2014-08-27 10:16 399 查看
最近忙于一个项目,了解下httpclient,在这里总结出来,和大家一起学习分享,希望各位朋友提出宝贵的意见。

首先介绍一下项目的背景:

目标:把国内一家保险公司的“WEB一账通”改成“WAP一账通”。

资源:客户不提供任何的webservice接口。

本项目中用到的第三方组件是apache的httpclient,一个非常强大的网页抓取工具(抓这个字用得可能不太好), 这里和大家

一起讨论下httpclient的一些常用用法和要注意的地方。

本文引用的资源列表:

httpclient入门: http://www.ibm.com/developerworks/cn/opensource/os-httpclient/
httpclient证书导入:http://www.blogjava.net/happytian/archive/2006/12/22/89447.html

httpclient高级认识:http://laohuang.iteye.com/blog/55613

httpclient官方文档:http://hc.apache.org/httpcomponents-client/index.html

httpclient资源关闭:http://www.iteye.com/topic/234759

上面的文章写得很好,看完之后也就知道怎么用httpclient这个很好的工具了,但是在这里还是补充一些比较重要的东西,也是项目中经

常碰到的问题。

首先要注意的有以下几点:

1、httpclient连接后资源释放问题很重要,就跟我们用database connection要释放资源一样。

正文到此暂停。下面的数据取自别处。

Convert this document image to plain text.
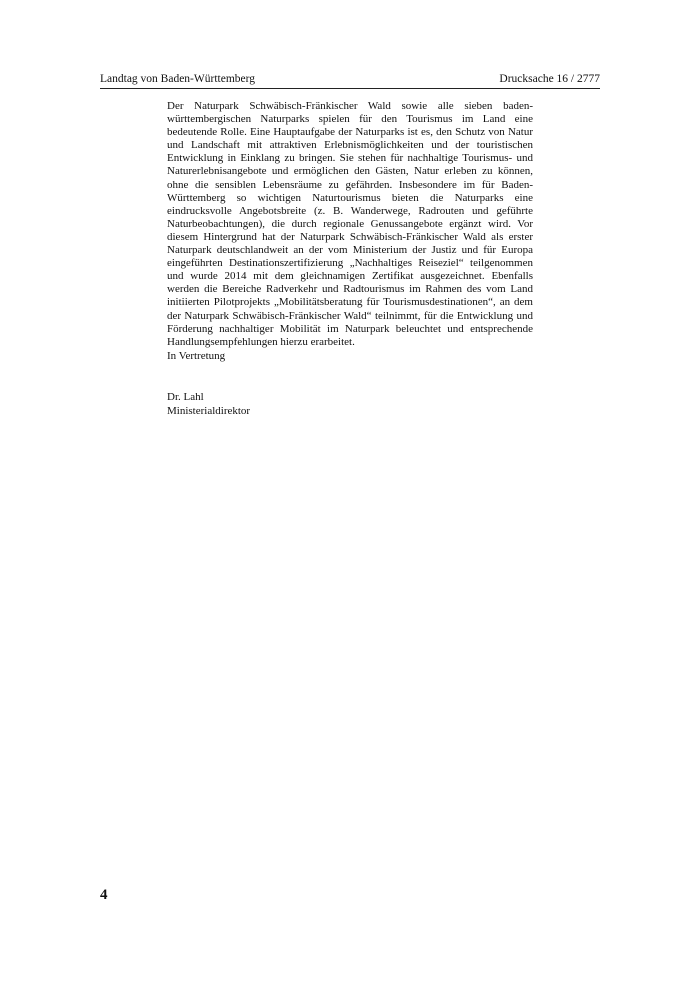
Landtag von Baden-Württemberg	Drucksache 16 / 2777

Der Naturpark Schwäbisch-Fränkischer Wald sowie alle sieben baden-württembergischen Naturparks spielen für den Tourismus im Land eine bedeutende Rolle. Eine Hauptaufgabe der Naturparks ist es, den Schutz von Natur und Landschaft mit attraktiven Erlebnismöglichkeiten und der touristischen Entwicklung in Einklang zu bringen. Sie stehen für nachhaltige Tourismus- und Naturerlebnisangebote und ermöglichen den Gästen, Natur erleben zu können, ohne die sensiblen Lebensräume zu gefährden. Insbesondere im für Baden-Württemberg so wichtigen Naturtourismus bieten die Naturparks eine eindrucksvolle Angebotsbreite (z. B. Wanderwege, Radrouten und geführte Naturbeobachtungen), die durch regionale Genussangebote ergänzt wird. Vor diesem Hintergrund hat der Naturpark Schwäbisch-Fränkischer Wald als erster Naturpark deutschlandweit an der vom Ministerium der Justiz und für Europa eingeführten Destinationszertifizierung „Nachhaltiges Reiseziel“ teilgenommen und wurde 2014 mit dem gleichnamigen Zertifikat ausgezeichnet. Ebenfalls werden die Bereiche Radverkehr und Radtourismus im Rahmen des vom Land initiierten Pilotprojekts „Mobilitätsberatung für Tourismusdestinationen“, an dem der Naturpark Schwäbisch-Fränkischer Wald“ teilnimmt, für die Entwicklung und Förderung nachhaltiger Mobilität im Naturpark beleuchtet und entsprechende Handlungsempfehlungen hierzu erarbeitet.

In Vertretung

Dr. Lahl

Ministerialdirektor

4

2、https网站采用ssl加密传输,证书导入要注意。

3、做这样的项目最好先了解下http协义,比如302,301,200,404返回代码的含义(这是最基本的),cookie,session的机制。

4、httpclient的redirect状态默认是自动的,这在很大程度上给开发者很大的方便(如一些授权获得cookie),但是有时要手动管理下,比如

  有时会遇到CircularRedirectException异常,出现这样的情况是因为返回的头文件中location值指向之前重复(端口号可以不同)地址,导致可能会出现死

循环递归重定向,这时可以手动关闭:method.setFollowRedirects(false)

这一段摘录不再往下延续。